Attribution & Copyright: German Quaternary Association
Artikel – Projekt 07 – Routes of Interaction
The sites of Hawelti–Melazo in the Tigray region of the northern Ethiopian Highlands is an archaeological hotspot related to the D’mt kingdom (ca. 800–400 BCE). The existence of several monumental buildings, which have been excavated since the 1950s, underline the importance of this area in the Ethio-Sabaean period. We investigated the geomorphological and geological characteristics of the site and its surroundings and carried out sedimentological analyses, as well as direct (luminescence) and indirect (radiocarbon) sediment dating, to reconstruct the palaeoenvironmental conditions, which we integrated into the wider context of Tigray.
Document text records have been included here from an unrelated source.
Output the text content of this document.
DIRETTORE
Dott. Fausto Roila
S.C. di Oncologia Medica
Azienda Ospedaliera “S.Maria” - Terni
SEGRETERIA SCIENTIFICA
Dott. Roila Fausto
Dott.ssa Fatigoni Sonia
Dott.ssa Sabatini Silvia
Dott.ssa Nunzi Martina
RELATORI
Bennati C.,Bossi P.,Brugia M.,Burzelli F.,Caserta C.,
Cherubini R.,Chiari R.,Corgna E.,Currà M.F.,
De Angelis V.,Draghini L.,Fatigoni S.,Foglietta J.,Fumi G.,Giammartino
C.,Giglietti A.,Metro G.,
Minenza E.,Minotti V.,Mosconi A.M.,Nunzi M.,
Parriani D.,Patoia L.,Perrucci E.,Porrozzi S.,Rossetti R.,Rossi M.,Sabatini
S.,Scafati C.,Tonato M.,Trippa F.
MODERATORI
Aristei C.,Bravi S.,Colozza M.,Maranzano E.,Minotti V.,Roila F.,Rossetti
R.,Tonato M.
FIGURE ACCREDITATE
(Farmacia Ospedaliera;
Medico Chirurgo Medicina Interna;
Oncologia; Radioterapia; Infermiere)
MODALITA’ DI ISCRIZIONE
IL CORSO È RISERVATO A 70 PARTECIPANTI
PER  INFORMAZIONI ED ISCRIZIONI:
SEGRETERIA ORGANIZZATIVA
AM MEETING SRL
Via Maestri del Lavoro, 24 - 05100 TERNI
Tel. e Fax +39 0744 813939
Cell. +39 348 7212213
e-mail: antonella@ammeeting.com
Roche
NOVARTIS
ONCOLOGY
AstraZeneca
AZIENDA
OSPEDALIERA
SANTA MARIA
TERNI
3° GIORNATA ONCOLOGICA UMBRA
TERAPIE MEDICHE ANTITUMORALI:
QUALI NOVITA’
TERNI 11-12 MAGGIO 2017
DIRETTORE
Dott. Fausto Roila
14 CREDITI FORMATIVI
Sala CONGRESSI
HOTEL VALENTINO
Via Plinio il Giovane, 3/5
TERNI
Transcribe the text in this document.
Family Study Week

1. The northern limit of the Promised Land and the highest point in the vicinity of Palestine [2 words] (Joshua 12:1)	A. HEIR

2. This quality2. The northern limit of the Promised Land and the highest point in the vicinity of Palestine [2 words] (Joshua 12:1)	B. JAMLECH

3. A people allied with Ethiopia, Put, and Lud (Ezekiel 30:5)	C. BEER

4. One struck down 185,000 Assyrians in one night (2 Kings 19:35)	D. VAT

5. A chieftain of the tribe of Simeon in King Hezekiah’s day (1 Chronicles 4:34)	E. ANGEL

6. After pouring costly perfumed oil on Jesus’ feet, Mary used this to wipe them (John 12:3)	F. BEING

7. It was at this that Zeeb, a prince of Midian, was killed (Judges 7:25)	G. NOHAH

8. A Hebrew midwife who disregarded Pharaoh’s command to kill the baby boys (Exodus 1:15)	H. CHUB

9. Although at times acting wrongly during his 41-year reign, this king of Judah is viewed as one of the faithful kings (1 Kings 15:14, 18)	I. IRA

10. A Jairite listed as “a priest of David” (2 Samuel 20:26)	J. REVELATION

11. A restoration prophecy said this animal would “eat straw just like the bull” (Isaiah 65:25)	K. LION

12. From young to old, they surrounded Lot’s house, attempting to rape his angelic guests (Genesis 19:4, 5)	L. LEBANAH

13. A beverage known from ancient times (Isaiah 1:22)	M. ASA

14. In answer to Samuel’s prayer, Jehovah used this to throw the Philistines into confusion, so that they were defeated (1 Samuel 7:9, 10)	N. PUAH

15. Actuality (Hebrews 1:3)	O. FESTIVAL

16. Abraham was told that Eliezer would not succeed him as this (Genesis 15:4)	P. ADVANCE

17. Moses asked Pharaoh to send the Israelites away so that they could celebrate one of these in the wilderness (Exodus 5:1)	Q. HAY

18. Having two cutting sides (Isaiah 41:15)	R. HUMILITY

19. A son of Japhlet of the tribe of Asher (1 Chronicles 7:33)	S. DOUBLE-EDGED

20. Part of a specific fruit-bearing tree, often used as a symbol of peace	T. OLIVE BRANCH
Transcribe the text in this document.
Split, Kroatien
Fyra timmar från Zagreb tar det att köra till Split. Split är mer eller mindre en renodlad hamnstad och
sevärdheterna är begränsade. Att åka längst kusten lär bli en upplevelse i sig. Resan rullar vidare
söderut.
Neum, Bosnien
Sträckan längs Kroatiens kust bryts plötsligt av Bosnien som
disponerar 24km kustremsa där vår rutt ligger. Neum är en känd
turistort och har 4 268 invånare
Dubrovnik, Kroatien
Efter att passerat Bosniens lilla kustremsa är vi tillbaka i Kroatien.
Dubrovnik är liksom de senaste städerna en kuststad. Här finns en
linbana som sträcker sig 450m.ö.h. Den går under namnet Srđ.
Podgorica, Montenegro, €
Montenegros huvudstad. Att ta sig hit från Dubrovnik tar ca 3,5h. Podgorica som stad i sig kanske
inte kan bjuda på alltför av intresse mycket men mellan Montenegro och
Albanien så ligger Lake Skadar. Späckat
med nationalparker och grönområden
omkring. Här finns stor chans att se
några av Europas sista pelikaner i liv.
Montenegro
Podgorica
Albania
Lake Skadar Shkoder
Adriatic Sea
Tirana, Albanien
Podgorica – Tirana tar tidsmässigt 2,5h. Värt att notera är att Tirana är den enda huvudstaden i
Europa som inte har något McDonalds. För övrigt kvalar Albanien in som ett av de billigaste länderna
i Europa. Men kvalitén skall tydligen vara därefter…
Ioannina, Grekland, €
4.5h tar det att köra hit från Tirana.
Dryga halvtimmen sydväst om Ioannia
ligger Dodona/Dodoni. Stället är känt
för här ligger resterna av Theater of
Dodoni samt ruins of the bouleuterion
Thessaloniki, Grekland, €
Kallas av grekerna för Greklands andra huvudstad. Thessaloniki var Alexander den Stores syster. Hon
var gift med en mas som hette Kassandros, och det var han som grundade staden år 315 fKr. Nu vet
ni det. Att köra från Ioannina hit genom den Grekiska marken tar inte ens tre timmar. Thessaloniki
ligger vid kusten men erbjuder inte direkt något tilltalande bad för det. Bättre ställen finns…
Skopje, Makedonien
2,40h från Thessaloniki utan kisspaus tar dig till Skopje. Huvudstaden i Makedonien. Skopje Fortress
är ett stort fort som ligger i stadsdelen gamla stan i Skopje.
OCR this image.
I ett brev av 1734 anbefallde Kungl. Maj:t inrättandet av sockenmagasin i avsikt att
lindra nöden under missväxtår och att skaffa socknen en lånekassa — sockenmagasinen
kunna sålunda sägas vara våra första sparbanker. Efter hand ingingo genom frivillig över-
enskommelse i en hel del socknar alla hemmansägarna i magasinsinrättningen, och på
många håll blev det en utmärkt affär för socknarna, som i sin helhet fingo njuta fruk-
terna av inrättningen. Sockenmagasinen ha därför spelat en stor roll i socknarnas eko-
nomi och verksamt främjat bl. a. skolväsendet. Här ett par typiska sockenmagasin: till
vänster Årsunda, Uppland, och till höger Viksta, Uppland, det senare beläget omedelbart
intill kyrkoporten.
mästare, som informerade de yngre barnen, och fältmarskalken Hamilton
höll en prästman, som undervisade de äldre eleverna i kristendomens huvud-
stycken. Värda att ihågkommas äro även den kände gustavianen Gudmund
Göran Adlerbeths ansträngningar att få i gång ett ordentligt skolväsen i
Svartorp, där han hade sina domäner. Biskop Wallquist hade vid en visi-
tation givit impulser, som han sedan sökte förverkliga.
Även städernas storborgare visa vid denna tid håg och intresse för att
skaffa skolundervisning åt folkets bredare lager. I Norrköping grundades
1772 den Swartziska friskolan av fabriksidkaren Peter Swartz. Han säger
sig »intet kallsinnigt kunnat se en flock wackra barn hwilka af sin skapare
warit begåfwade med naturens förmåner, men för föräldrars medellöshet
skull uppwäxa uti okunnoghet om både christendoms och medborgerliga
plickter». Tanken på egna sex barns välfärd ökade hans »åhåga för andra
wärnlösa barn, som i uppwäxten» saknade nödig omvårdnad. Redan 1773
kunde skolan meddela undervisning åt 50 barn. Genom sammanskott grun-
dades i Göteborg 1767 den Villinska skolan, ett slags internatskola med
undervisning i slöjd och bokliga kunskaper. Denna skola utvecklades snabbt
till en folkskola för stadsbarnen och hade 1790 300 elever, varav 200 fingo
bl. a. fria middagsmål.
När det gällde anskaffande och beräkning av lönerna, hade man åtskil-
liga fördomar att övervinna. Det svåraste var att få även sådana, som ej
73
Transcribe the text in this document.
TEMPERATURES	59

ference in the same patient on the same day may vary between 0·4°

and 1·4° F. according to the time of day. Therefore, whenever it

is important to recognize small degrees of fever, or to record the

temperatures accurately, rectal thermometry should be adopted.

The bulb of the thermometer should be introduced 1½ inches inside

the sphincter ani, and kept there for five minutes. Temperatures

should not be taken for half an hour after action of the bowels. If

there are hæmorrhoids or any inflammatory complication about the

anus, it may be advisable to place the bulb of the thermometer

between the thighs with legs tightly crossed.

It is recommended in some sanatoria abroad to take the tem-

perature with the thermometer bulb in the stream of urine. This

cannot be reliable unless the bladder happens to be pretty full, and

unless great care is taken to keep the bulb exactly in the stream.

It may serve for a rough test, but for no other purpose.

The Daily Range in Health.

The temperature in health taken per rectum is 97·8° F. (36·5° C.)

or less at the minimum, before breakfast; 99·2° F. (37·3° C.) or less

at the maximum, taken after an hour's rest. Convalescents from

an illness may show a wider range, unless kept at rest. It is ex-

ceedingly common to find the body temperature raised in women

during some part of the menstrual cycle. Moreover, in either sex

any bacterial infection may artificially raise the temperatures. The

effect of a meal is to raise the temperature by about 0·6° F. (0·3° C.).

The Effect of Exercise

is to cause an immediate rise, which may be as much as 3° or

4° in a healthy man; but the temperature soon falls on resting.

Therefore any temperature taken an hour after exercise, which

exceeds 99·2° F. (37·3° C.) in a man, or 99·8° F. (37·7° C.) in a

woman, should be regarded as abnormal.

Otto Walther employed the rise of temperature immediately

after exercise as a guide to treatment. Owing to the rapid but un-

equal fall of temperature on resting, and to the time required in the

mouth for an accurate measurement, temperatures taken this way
Luminescence dating of feldspar grains from the May Agazin catchment indicate enhanced fluvial activity in the late Pleistocene, likely connected to the re-occurring monsoon after the Last Glacial Maximum (LGM). The abundance of trap basalt on the Melazo plateau, which provides the basis for the development of fertile soils, and the presumably higher groundwater level during the Ethio-Sabaean Period, provided favourable settlement conditions. The peninsula-like shape of the Melazo plateau was easily accessible only from the east and northeast, while relatively steep scarps enclose the other edges of the plateau. This adds a possible natural protective function to this site.